Jagodnik Kathleen M, Koplev Simon, Jenkins Sherry L, Ohno-Machado Lucila, Paten Benedict, Schurer Stephan C, Dumontier Michel, Verborgh Ruben, Bui Alex, Ping Peipei, McKenna Neil J, Madduri Ravi, Pillai Ajay, Ma'ayan Avi
Department of Pharmacological Sciences, BD2K-LINCS Data Coordination and Integration Center, Mount Sinai Center for Bioinformatics, Icahn School of Medicine at Mount Sinai, One Gustave L. Levy Place, Box 1215, New York, NY 10029, USA.

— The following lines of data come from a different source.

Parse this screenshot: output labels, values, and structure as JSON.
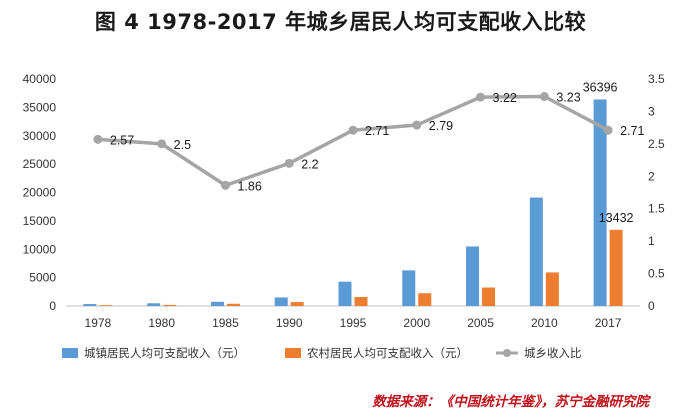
{
  "chart_data": {
    "type": "bar",
    "title": "图 4   1978-2017 年城乡居民人均可支配收入比较",
    "categories": [
      "1978",
      "1980",
      "1985",
      "1990",
      "1995",
      "2000",
      "2005",
      "2010",
      "2017"
    ],
    "series": [
      {
        "name": "城镇居民人均可支配收入（元）",
        "type": "bar",
        "axis": "left",
        "color": "#5b9bd5",
        "values": [
          343,
          478,
          739,
          1510,
          4283,
          6280,
          10493,
          19109,
          36396
        ],
        "labels": [
          "",
          "",
          "",
          "",
          "",
          "",
          "",
          "",
          "36396"
        ]
      },
      {
        "name": "农村居民人均可支配收入（元）",
        "type": "bar",
        "axis": "left",
        "color": "#ed7d31",
        "values": [
          134,
          191,
          398,
          686,
          1578,
          2253,
          3255,
          5919,
          13432
        ],
        "labels": [
          "",
          "",
          "",
          "",
          "",
          "",
          "",
          "",
          "13432"
        ]
      },
      {
        "name": "城乡收入比",
        "type": "line",
        "axis": "right",
        "color": "#a5a5a5",
        "values": [
          2.57,
          2.5,
          1.86,
          2.2,
          2.71,
          2.79,
          3.22,
          3.23,
          2.71
        ],
        "labels": [
          "2.57",
          "2.5",
          "1.86",
          "2.2",
          "2.71",
          "2.79",
          "3.22",
          "3.23",
          "2.71"
        ]
      }
    ],
    "y_left": {
      "lim": [
        0,
        40000
      ],
      "ticks": [
        "0",
        "5000",
        "10000",
        "15000",
        "20000",
        "25000",
        "30000",
        "35000",
        "40000"
      ]
    },
    "y_right": {
      "lim": [
        0,
        3.5
      ],
      "ticks": [
        "0",
        "0.5",
        "1",
        "1.5",
        "2",
        "2.5",
        "3",
        "3.5"
      ]
    },
    "grid": false,
    "legend": "bottom",
    "source": "数据来源：《中国统计年鉴》，苏宁金融研究院"
  }
}
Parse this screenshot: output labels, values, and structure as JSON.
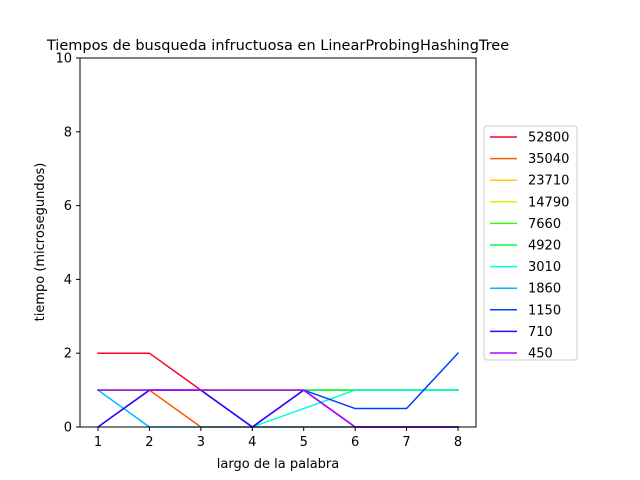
{
  "chart_data": {
    "type": "line",
    "title": "Tiempos de busqueda infructuosa en LinearProbingHashingTree",
    "xlabel": "largo de la palabra",
    "ylabel": "tiempo (microsegundos)",
    "xlim": [
      0.65,
      8.35
    ],
    "ylim": [
      0,
      10
    ],
    "xticks": [
      1,
      2,
      3,
      4,
      5,
      6,
      7,
      8
    ],
    "yticks": [
      0,
      2,
      4,
      6,
      8,
      10
    ],
    "grid": false,
    "legend_position": "right",
    "x": [
      1,
      2,
      3,
      4,
      5,
      6,
      7,
      8
    ],
    "series": [
      {
        "name": "52800",
        "color": "#ff0029",
        "values": [
          2,
          2,
          1,
          1,
          1,
          1,
          1,
          1
        ]
      },
      {
        "name": "35040",
        "color": "#ff5a00",
        "values": [
          1,
          1,
          0,
          0,
          0,
          0,
          0,
          0
        ]
      },
      {
        "name": "23710",
        "color": "#ffc800",
        "values": [
          1,
          1,
          1,
          1,
          1,
          1,
          1,
          1
        ]
      },
      {
        "name": "14790",
        "color": "#c3ff00",
        "values": [
          1,
          1,
          1,
          1,
          1,
          1,
          1,
          1
        ]
      },
      {
        "name": "7660",
        "color": "#37ff00",
        "values": [
          1,
          1,
          1,
          1,
          1,
          1,
          1,
          1
        ]
      },
      {
        "name": "4920",
        "color": "#00ff50",
        "values": [
          1,
          1,
          1,
          1,
          1,
          1,
          1,
          1
        ]
      },
      {
        "name": "3010",
        "color": "#00ffd5",
        "values": [
          1,
          1,
          1,
          0,
          0.5,
          1,
          1,
          1
        ]
      },
      {
        "name": "1860",
        "color": "#00b9ff",
        "values": [
          1,
          0,
          0,
          0,
          0,
          0,
          0,
          0
        ]
      },
      {
        "name": "1150",
        "color": "#0040ff",
        "values": [
          0,
          1,
          1,
          0,
          1,
          0.5,
          0.5,
          2
        ]
      },
      {
        "name": "710",
        "color": "#3c00ff",
        "values": [
          0,
          1,
          1,
          0,
          1,
          0,
          0,
          0
        ]
      },
      {
        "name": "450",
        "color": "#b500ff",
        "values": [
          1,
          1,
          1,
          1,
          1,
          0,
          0,
          0
        ]
      }
    ]
  }
}
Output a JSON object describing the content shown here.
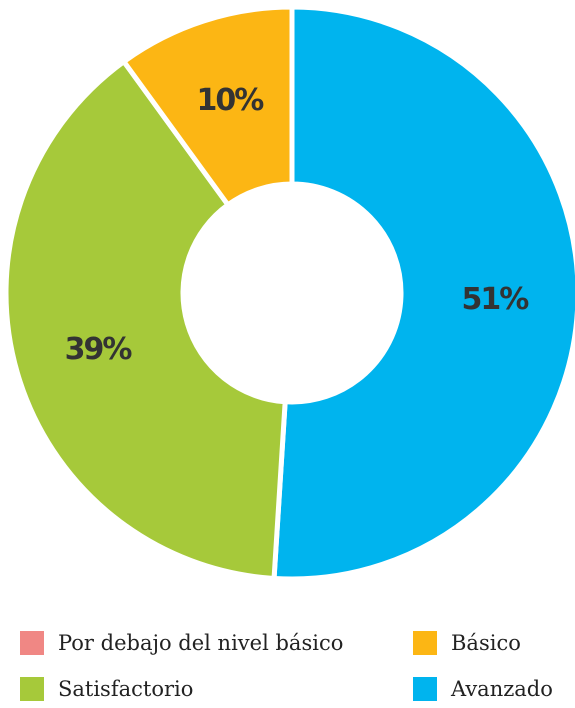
{
  "chart_data": {
    "type": "pie",
    "donut": true,
    "title": "",
    "categories": [
      "Por debajo del nivel básico",
      "Básico",
      "Satisfactorio",
      "Avanzado"
    ],
    "values": [
      0,
      10,
      39,
      51
    ],
    "value_labels": [
      "",
      "10%",
      "39%",
      "51%"
    ],
    "colors": [
      "#f08784",
      "#fcb614",
      "#a6c93a",
      "#00b4ee"
    ],
    "legend": {
      "position": "bottom",
      "entries": [
        {
          "label": "Por debajo del nivel básico",
          "color": "#f08784"
        },
        {
          "label": "Básico",
          "color": "#fcb614"
        },
        {
          "label": "Satisfactorio",
          "color": "#a6c93a"
        },
        {
          "label": "Avanzado",
          "color": "#00b4ee"
        }
      ]
    }
  }
}
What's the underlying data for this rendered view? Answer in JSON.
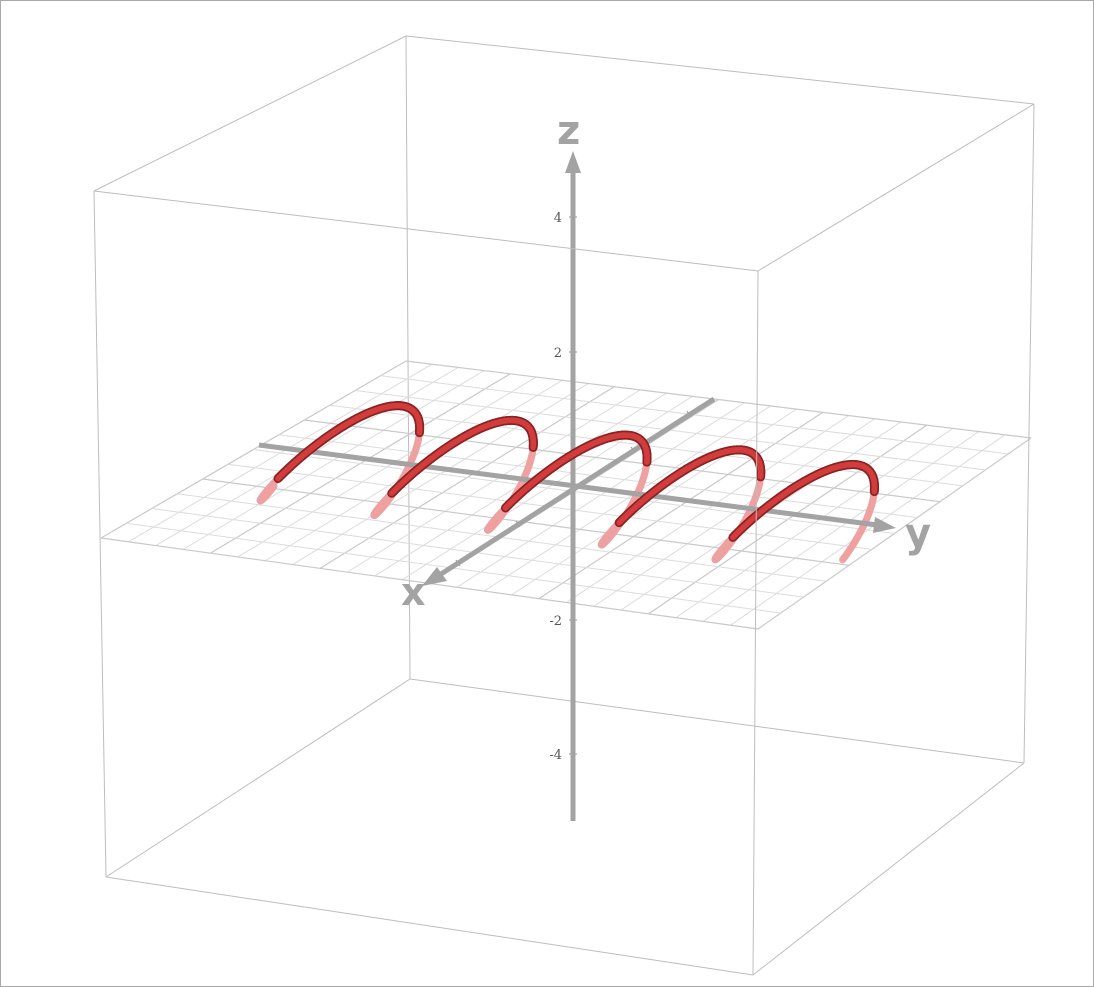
{
  "diagram": {
    "axes": {
      "x": {
        "label": "x"
      },
      "y": {
        "label": "y"
      },
      "z": {
        "label": "z"
      }
    },
    "z_ticks": [
      {
        "value": 4,
        "label": "4"
      },
      {
        "value": 2,
        "label": "2"
      },
      {
        "value": -2,
        "label": "-2"
      },
      {
        "value": -4,
        "label": "-4"
      }
    ],
    "curve": {
      "kind": "helix",
      "turns": 5,
      "color_front": "#d23c3c",
      "color_back": "#eea0a0",
      "color_shadow": "#8a2424"
    },
    "colors": {
      "axis": "#a3a3a3",
      "box": "#bdbdbd",
      "grid": "#dcdcdc"
    }
  }
}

Health System Department of Biomedical Informatics, University of California San Diego, 9500 Gilman Dr., La Jolla, CA 92083, USA; Health Services Research, San Diego Veterans Administration Health System, San Diego, CA 92083, USA.
J Biomed Inform. 2017 Jul;71:49-57. doi: 10.1016/j.jbi.2017.05.006. Epub 2017 May 10.

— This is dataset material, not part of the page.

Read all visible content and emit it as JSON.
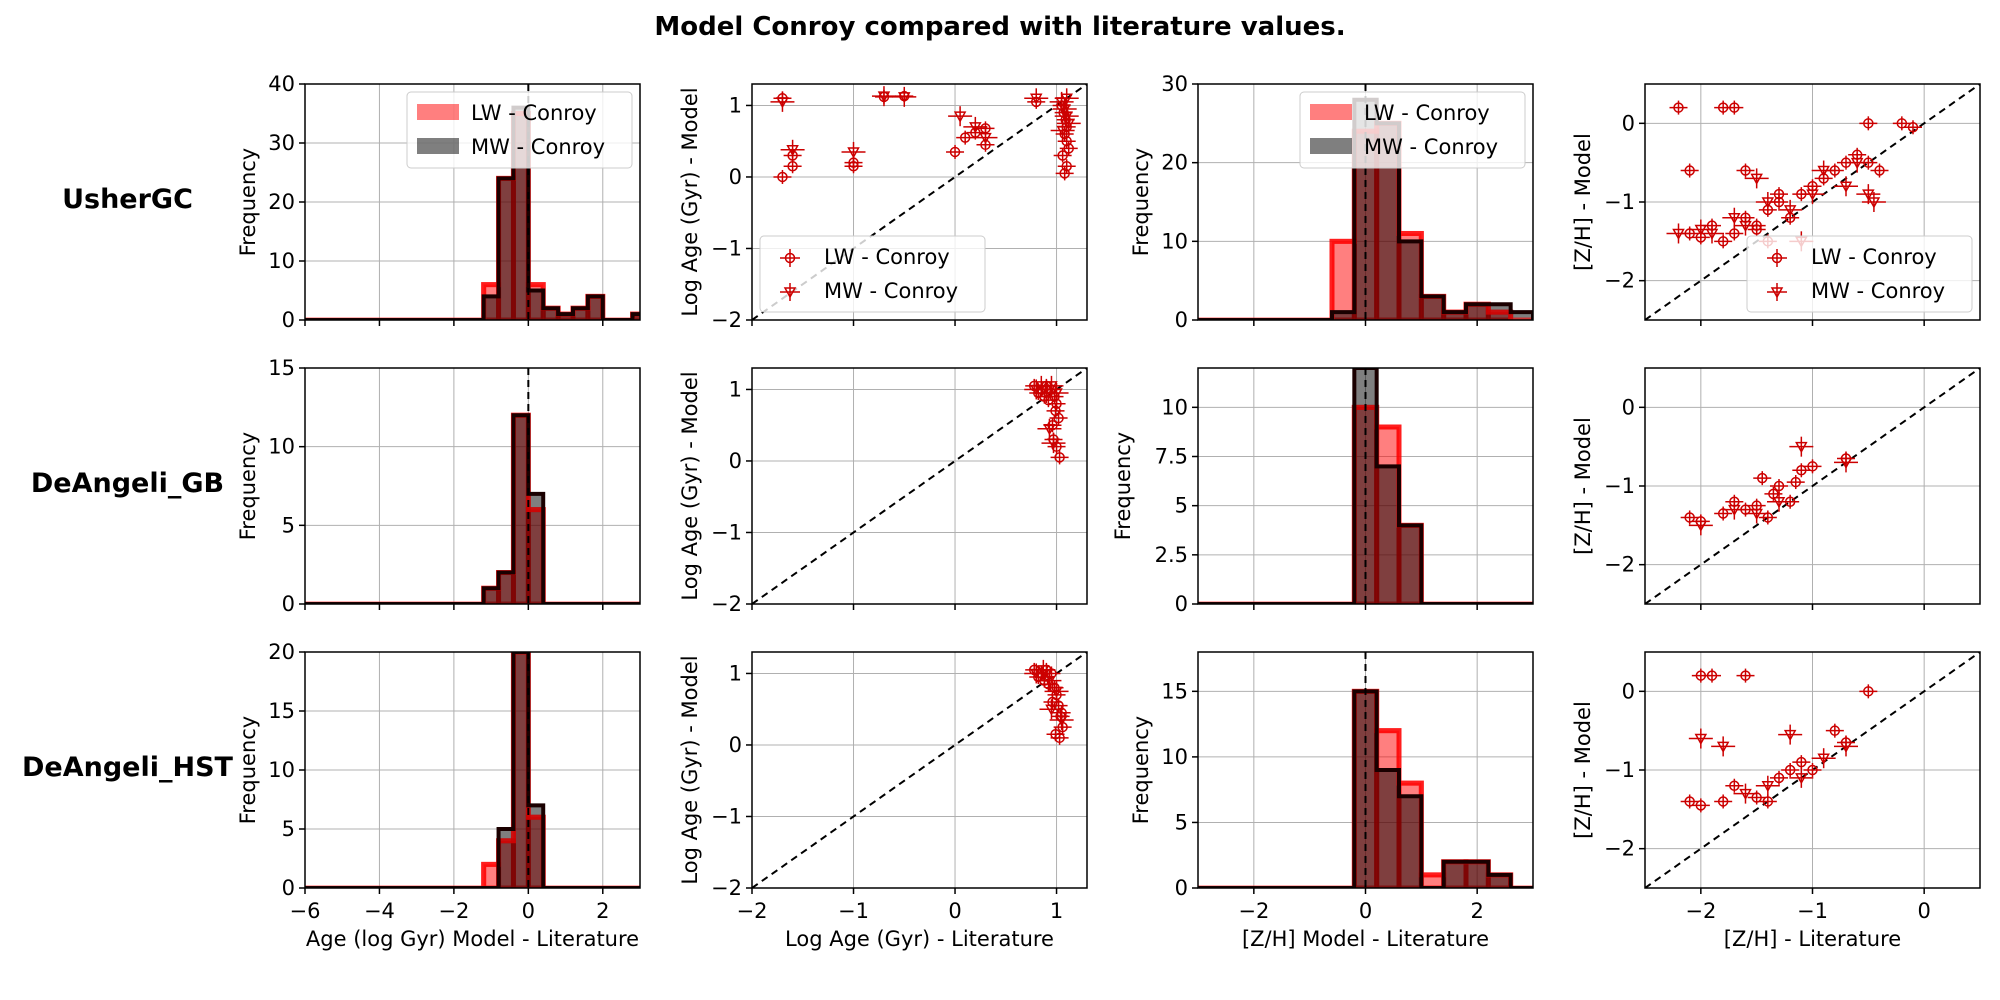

The volume and diversity of data in biomedical research have been rapidly increasing in recent years. While such data hold significant promise for accelerating discovery, their use entails many challenges including: the need for adequate computational infrastructure, secure processes for data sharing and access, tools that allow researchers to find and integrate diverse datasets, and standardized methods of analysis. These are just some elements of a complex ecosystem that needs to be built to support the rapid accumulation of these data. The NIH Big Data to Knowledge (BD2K) initiative aims to facilitate digitally enabled biomedical research. Within the BD2K framework, the Commons initiative is intended to establish a virtual environment that will facilitate the use, interoperability, and discoverability of shared digital objects used for research. The BD2K Commons Framework Pilots Working Group (CFPWG) was established to clarify goals and work on pilot projects that address existing gaps toward realizing the vision of the BD2K Commons. This report reviews highlights from a two-day meeting involving the BD2K CFPWG to provide insights on trends and considerations in advancing Big Data science for biomedical research in the United States.
近年来,生物医学研究中的数据量和多样性一直在迅速增长。虽然这些数据在加速发现方面具有巨大潜力,但其使用带来了许多挑战,包括:需要足够的计算基础设施、安全的数据共享和访问流程、能让研究人员查找和整合不同数据集的工具,以及标准化的分析方法。这些只是为支持这些数据的快速积累而需要构建的复杂生态系统的一些要素。美国国立卫生研究院(NIH)的大数据到知识(BD2K)计划旨在促进数字化生物医学研究。在BD2K框架内,共享计划旨在建立一个虚拟环境,以促进用于研究的共享数字对象的使用、互操作性和可发现性。BD2K共享框架试点工作组(CFPWG)的成立是为了明确目标,并开展试点项目,以解决实现BD2K共享愿景方面的现有差距。本报告回顾了BD2K CFPWG为期两天的会议要点,以提供有关推进美国生物医学研究大数据科学的趋势和考量的见解。